Ariel Sharon ist kein Rabbiner, und die Kabbalah ist für ihn ein Buch mit
sieben Siegeln. Aber er schuf einen Golem: die Siedlerbewegung in den
besetzten Gebieten. Er war sicher, dass der Golem ihm dienen würde.
Schließlich haben die Siedler ihm alles zu verdanken. Er war es, der sie
seit Jahrzehnten nährte, sie mit großen Budgets ausstattete, für sie alle
seine politischen Positionen, die er hinter einander inne hatte, ausbeutete:
das Ministerium für Landwirtschaft, der Verteidigung, das Außenministerium,
das Ministerium für Wohnungsbau, Industrie und Handel, für Infrastruktur und
am Ende das Amt des Ministerpräsidenten.
(Ich erinnere mich, dass ich Sharon vor etwa 25 Jahren in seinem Haus
besuchte. Es war im Rahmen einer Recherche für einen biographischen Essay,
den ich über ihn schrieb. Meine Frau und ich saßen mit Lilly Sharon in der
Küche, die uns ihre Köstlichkeiten servierte. Da bemerkte ich, wie im
anschließenden Raum die Führer der Siedler saßen. Sharon ging hin und her
und teilte seine Zeit gleichmäßig zwischen uns. Schon damals beobachtete
ich, wie die Siedler ihn wie ihren Schutzherrn behandelten.)

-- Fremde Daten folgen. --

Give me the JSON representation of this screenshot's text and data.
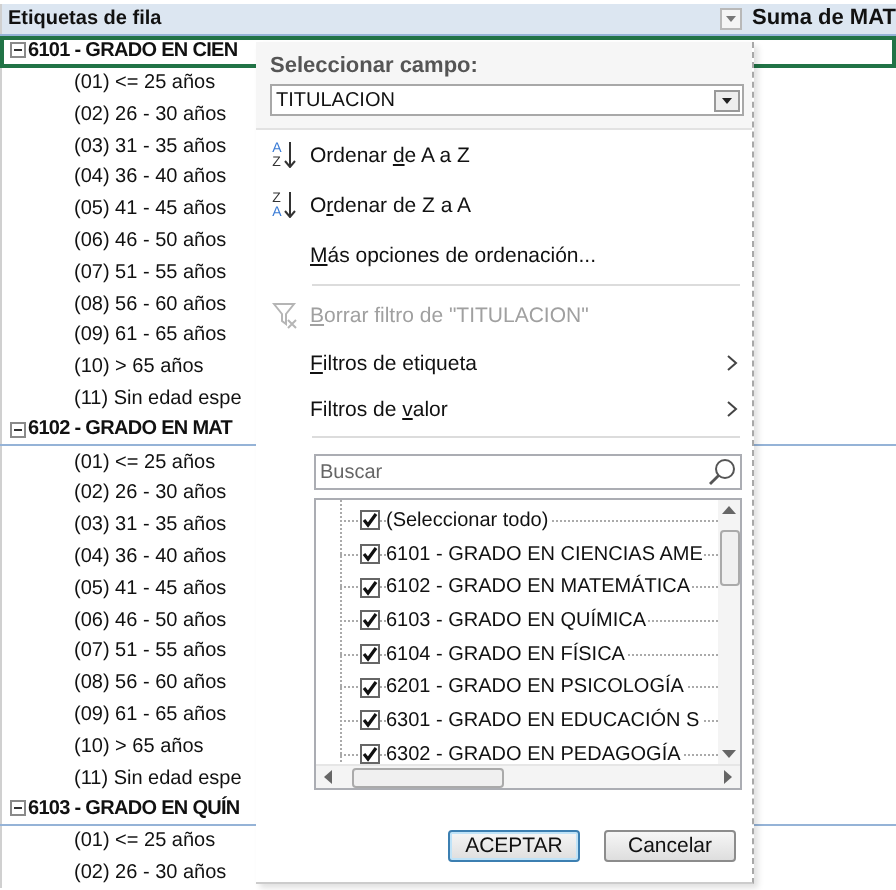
{
  "pivot": {
    "row_labels_header": "Etiquetas de fila",
    "value_header": "Suma de MAT",
    "groups": [
      {
        "label": "6101 - GRADO EN CIEN",
        "expanded": true,
        "selected": true,
        "items": [
          "(01) <= 25 años",
          "(02) 26 - 30 años",
          "(03) 31 - 35 años",
          "(04) 36 - 40 años",
          "(05) 41 - 45 años",
          "(06) 46 - 50 años",
          "(07) 51 - 55 años",
          "(08) 56 - 60 años",
          "(09) 61 - 65 años",
          "(10) > 65 años",
          "(11) Sin edad espe"
        ]
      },
      {
        "label": "6102 - GRADO EN MAT",
        "expanded": true,
        "selected": false,
        "items": [
          "(01) <= 25 años",
          "(02) 26 - 30 años",
          "(03) 31 - 35 años",
          "(04) 36 - 40 años",
          "(05) 41 - 45 años",
          "(06) 46 - 50 años",
          "(07) 51 - 55 años",
          "(08) 56 - 60 años",
          "(09) 61 - 65 años",
          "(10) > 65 años",
          "(11) Sin edad espe"
        ]
      },
      {
        "label": "6103 - GRADO EN QUÍN",
        "expanded": true,
        "selected": false,
        "items": [
          "(01) <= 25 años",
          "(02) 26 - 30 años"
        ]
      }
    ]
  },
  "filter_menu": {
    "field_label": "Seleccionar campo:",
    "field_value": "TITULACION",
    "items": [
      {
        "kind": "sort_asc",
        "icon_letters": [
          "A",
          "Z"
        ],
        "text_before": "Ordenar ",
        "access_key": "d",
        "text_after": "e A a Z",
        "disabled": false
      },
      {
        "kind": "sort_desc",
        "icon_letters": [
          "Z",
          "A"
        ],
        "text_before": "O",
        "access_key": "r",
        "text_after": "denar de Z a A",
        "disabled": false
      },
      {
        "kind": "option",
        "access_key": "M",
        "text_after": "ás opciones de ordenación...",
        "disabled": false
      },
      {
        "kind": "clear_filter",
        "access_key": "B",
        "text_after": "orrar filtro de \"TITULACION\"",
        "disabled": true
      },
      {
        "kind": "submenu",
        "access_key": "F",
        "text_after": "iltros de etiqueta",
        "disabled": false
      },
      {
        "kind": "submenu",
        "text_before": "Filtros de ",
        "access_key": "v",
        "text_after": "alor",
        "disabled": false
      }
    ],
    "search": {
      "placeholder": "Buscar"
    },
    "values": [
      {
        "label": "(Seleccionar todo)",
        "checked": true
      },
      {
        "label": "6101 - GRADO EN CIENCIAS AME",
        "checked": true
      },
      {
        "label": "6102 - GRADO EN MATEMÁTICA",
        "checked": true
      },
      {
        "label": "6103 - GRADO EN QUÍMICA",
        "checked": true
      },
      {
        "label": "6104 - GRADO EN FÍSICA",
        "checked": true
      },
      {
        "label": "6201 - GRADO EN PSICOLOGÍA",
        "checked": true
      },
      {
        "label": "6301 - GRADO EN EDUCACIÓN S",
        "checked": true
      },
      {
        "label": "6302 - GRADO EN PEDAGOGÍA",
        "checked": true
      }
    ],
    "buttons": [
      {
        "label": "ACEPTAR",
        "selected": true
      },
      {
        "label": "Cancelar",
        "selected": false
      }
    ]
  }
}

Während all dieser Jahre, von der Zeit an, als er in den 70er Jahren
kommandierender General des südlichen Sektors war, versuchte er jeden, den
er traf – Israelis und Ausländer gleichermaßen – mit Tiraden zugunsten der
Siedlungen zu überzeugen; er breitete Karten vor ihnen aus (er hat immer
Landkarten bei sich) und forderte sie auf zu handeln. Nach ihm war es
lebensnotwendig, Siedlungen aufzubauen, um das ganze Eretz Israel - vom
Mittelmeer zum Jordanfluss (mindestens) - in einen jüdischen Staat zu
verwandeln, um die palästinensischen Gebiete in Streifen zu teilen und die
Schaffung eines palästinensischen Staates zu verhindern, der ein Hindernis
für die Ausführung aller Ziele des Zionismus sein würde.
Wie ein Bulldozer ohne Bremsen ebnete er jede Opposition ein. Er sorgte
dafür, dass viele 10 Milliarden Dollar den Siedlungen zu gute kamen (die
genaue Summe kann nicht ermittelt werden, da sie in verschiedenen Ecken des
Budgets versteckt sind), dass zu ihren Gunsten die Gesetze verbogen wurden
und dass die Armeeoffiziere dafür gewonnen wurden, ihnen zu dienen. Auf
diese Weise ist ein enges Netzwerk von Siedlungen und speziellen Straßen
entstanden mit vielleicht 250 000 Siedlern – wer zählt sie schon?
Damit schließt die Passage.